Born in Victoria in 1945, my dad remembers the polio scares of the early to mid-1950s, before a vaccine had been developed and widely distributed.

“The Salk vaccine made me a staunch supporter of vaccinations so when I hear some of the anti-vaccination rhetoric, I go a little ballistic,” he said.  

In elementary school, he and his classmates would go on “penny drives” to raise money to purchase iron lungs for those afflicted with the virus.

As a pre-teen, he says polio was an abstract concept to him since he didn’t know anyone who had caught it. It wasn’t until high school that he met someone who had been stricken with the disease and walked with a pronounced limp.

“The major effect upon me as a child was that we couldn’t go swimming when we wanted,” he told me. “There’d be a big scare going around Victoria and it was associated with, god only knows why, going swimming at the lake.”

Rather than feeling worried, he says he was “pissed off” that these polio scares had deprived him and his brothers of swimming during the summer.

“When the polio vaccine came out, I remember thinking, thank god, now we can go swimming whenever we want. That was my immediate perception — self-gratification.”

He says his mother was particularly prone to worry — understandably so. He remembers her stories of growing up in a small Ukrainian community in rural Saskatchewan during the Spanish flu epidemic. 

“She said it seemed to be indiscriminate,” my dad said. “In one family, it took both parents and left the children. And, in another family, it took all the children and left the parents. No rhyme, no reason. Her family didn’t lose anybody. And she recalled, naturally, some of those children had to be adopted by other families in the community.”

He said, not surprisingly, his mother was far more cautious and protective.

“In her days, infections were a lot more serious than when I was a kid because of penicillin. So she was always saying be careful of yourself because you could get blood poisoning yada yada yada.”

As for the current health crisis, my dad says the biggest impact on his life has been the cancellation of his weekly pub lunch with his fly fishing group and his tai chi club has gone on hiatus.

I ask him if he’s been social distancing himself from his wife, who lives in a separate house than him, and almost immediately regret it. “No,” he replied slyly. “We still swap spit from time to time.”

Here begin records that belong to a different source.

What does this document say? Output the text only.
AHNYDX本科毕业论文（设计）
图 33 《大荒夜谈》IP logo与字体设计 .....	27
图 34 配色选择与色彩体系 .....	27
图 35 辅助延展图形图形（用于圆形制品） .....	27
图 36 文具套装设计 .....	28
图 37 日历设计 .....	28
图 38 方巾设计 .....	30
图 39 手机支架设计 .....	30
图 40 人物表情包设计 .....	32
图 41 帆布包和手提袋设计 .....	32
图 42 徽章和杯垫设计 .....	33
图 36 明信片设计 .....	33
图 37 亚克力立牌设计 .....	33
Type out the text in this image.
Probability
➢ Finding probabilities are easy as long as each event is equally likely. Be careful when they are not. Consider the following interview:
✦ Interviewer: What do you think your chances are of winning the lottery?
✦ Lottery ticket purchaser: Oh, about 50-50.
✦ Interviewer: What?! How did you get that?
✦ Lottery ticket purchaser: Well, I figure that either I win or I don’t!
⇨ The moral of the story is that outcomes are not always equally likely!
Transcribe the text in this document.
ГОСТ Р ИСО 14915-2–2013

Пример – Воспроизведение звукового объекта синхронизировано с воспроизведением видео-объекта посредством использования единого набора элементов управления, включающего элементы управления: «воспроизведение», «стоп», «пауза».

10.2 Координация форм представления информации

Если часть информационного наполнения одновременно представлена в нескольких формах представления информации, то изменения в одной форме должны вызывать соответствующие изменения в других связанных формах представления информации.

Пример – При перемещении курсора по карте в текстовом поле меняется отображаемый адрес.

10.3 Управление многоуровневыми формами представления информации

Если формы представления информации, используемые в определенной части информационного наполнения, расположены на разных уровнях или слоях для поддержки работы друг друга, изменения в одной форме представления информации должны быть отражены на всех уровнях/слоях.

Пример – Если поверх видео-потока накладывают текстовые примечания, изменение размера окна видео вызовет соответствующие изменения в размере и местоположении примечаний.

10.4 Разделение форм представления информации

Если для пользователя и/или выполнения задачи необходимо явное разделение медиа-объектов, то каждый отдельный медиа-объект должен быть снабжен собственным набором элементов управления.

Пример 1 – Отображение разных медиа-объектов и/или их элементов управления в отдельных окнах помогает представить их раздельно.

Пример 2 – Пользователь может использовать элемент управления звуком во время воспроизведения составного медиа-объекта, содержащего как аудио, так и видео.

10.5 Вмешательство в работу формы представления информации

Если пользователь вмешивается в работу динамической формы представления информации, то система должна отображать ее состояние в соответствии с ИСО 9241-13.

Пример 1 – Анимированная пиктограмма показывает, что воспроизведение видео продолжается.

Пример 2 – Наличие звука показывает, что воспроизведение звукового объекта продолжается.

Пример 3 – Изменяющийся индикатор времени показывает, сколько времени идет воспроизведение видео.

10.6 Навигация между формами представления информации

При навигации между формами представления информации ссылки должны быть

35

Quickly switching topics, I asked him how he thinks all this will turn out. He’s not exactly reassuring.  

“I think, personally, it’s quite scary. I think it’s just the beginning…. I don’t think we have the intelligence or the discipline of the Chinese and, as a consequence, I think we’ll pay a higher price… And the only thing you can do is hunker down.”

That said, my dad doesn’t exactly heed his own advice when it comes to “hunkering down.” He’s already planning for when the oyster mushrooms come out in late April or early May. He hopes to pick 25 to 30 pounds — enough to fulfill his mushroomy needs until chanterelle season in the fall. And when I talked to him, he was moments from going fishing at a nearby lake — but he’s playing it safe, he assured me.

“I was the only one on the lake yesterday — some good social distancing,” he said. “And it just proves if those fish had stayed a metre away from me, they wouldn’t have had the fatal results that they had.”